Hoffmann: There are many common misconceptions about what constitutes effective workforce analytics. Six of the major ones are:
1) Analytics is not a piece of software or a product you can buy off the shelf. Too often data warehouses, dashboards and scorecards are thought of as synonymous with workforce analytics. Those systems are important components in the process of turning data from source systems into information managers can use to achieve their objectives, but they don’t achieve results in isolation. Workforce analytics is the process of defining the content that is critical to decision making and then determining the best use of those support systems to make that information available.
2) Analytics is not a set of prepackaged metrics that you can buy, plug in and play. While there is a correct way to calculate turnover, what it means, whether it is problematic, how to use the information to better manage your business depends greatly on what you are trying to achieve with your workforce. Nordstrom would have a very different view of turnover than Walmart.
3) Analytics is not focused on human resource administrative operations. Analytics is focused on helping the CEO and managers understand what actions to take to better connect their workforce actions to their business goals.
4) Analytics is not just about building a talent supply chain or building a talent inventory.
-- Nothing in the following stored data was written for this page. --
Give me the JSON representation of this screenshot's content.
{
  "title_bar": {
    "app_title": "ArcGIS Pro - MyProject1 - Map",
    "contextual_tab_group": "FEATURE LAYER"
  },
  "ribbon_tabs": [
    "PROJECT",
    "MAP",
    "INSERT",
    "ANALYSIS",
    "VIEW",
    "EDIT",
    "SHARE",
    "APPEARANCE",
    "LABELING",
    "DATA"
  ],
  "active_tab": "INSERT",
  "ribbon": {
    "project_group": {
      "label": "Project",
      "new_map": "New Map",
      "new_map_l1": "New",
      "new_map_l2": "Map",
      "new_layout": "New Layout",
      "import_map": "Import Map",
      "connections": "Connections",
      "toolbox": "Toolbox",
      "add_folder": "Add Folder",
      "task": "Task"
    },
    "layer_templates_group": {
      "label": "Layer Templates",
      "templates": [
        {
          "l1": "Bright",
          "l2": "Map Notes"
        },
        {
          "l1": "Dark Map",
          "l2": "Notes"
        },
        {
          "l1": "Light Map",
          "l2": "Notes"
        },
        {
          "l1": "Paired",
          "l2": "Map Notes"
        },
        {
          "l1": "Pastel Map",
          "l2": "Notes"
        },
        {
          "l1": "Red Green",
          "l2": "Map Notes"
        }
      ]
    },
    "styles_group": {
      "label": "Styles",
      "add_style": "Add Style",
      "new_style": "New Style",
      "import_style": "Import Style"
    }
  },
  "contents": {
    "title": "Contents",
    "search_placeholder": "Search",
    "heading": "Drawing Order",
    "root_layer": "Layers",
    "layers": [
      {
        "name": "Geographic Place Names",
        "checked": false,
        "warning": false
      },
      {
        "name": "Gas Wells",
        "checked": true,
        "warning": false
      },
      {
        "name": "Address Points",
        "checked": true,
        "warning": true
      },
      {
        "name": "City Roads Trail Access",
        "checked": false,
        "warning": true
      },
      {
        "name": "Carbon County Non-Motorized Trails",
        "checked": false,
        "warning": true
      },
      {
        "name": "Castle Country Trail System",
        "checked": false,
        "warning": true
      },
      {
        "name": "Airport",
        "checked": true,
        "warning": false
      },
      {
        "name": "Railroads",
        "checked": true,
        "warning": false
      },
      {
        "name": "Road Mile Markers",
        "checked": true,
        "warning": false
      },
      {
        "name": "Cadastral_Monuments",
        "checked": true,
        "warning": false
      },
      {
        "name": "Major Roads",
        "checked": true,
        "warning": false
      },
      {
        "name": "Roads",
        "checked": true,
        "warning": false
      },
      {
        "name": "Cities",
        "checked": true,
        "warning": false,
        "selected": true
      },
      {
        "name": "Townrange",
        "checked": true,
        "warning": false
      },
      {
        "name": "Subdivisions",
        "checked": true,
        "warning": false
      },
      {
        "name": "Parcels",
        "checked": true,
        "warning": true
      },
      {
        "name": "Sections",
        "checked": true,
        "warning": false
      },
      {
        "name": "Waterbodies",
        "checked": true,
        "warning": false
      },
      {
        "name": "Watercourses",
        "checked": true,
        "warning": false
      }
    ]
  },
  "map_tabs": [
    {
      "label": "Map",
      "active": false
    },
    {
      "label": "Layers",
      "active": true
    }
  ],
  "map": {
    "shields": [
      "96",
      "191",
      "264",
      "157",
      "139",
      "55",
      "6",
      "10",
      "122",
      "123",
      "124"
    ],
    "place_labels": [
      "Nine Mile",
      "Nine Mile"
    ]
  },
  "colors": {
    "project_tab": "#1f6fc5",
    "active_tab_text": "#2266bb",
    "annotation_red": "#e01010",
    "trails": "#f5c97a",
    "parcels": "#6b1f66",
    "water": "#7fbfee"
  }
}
An organization can hire great people and yet fail by incurring out-of-line labor costs, by asking them to accomplish work that is poorly designed, or by frustrating them with poor management or inadequate rewards and tools. Workforce analytics needs to be broadly focused on the totality of the factors that enable success.
5) Analytics is not, as one critic called it, merely “a way to exploit people by scientifically raising the number of bushels the sharecroppers have to produce.” Workforce analytics is focused on understanding both sides of the employer and employee equation. When business goals and the needs of the workforce are aligned, everyone in the company benefits.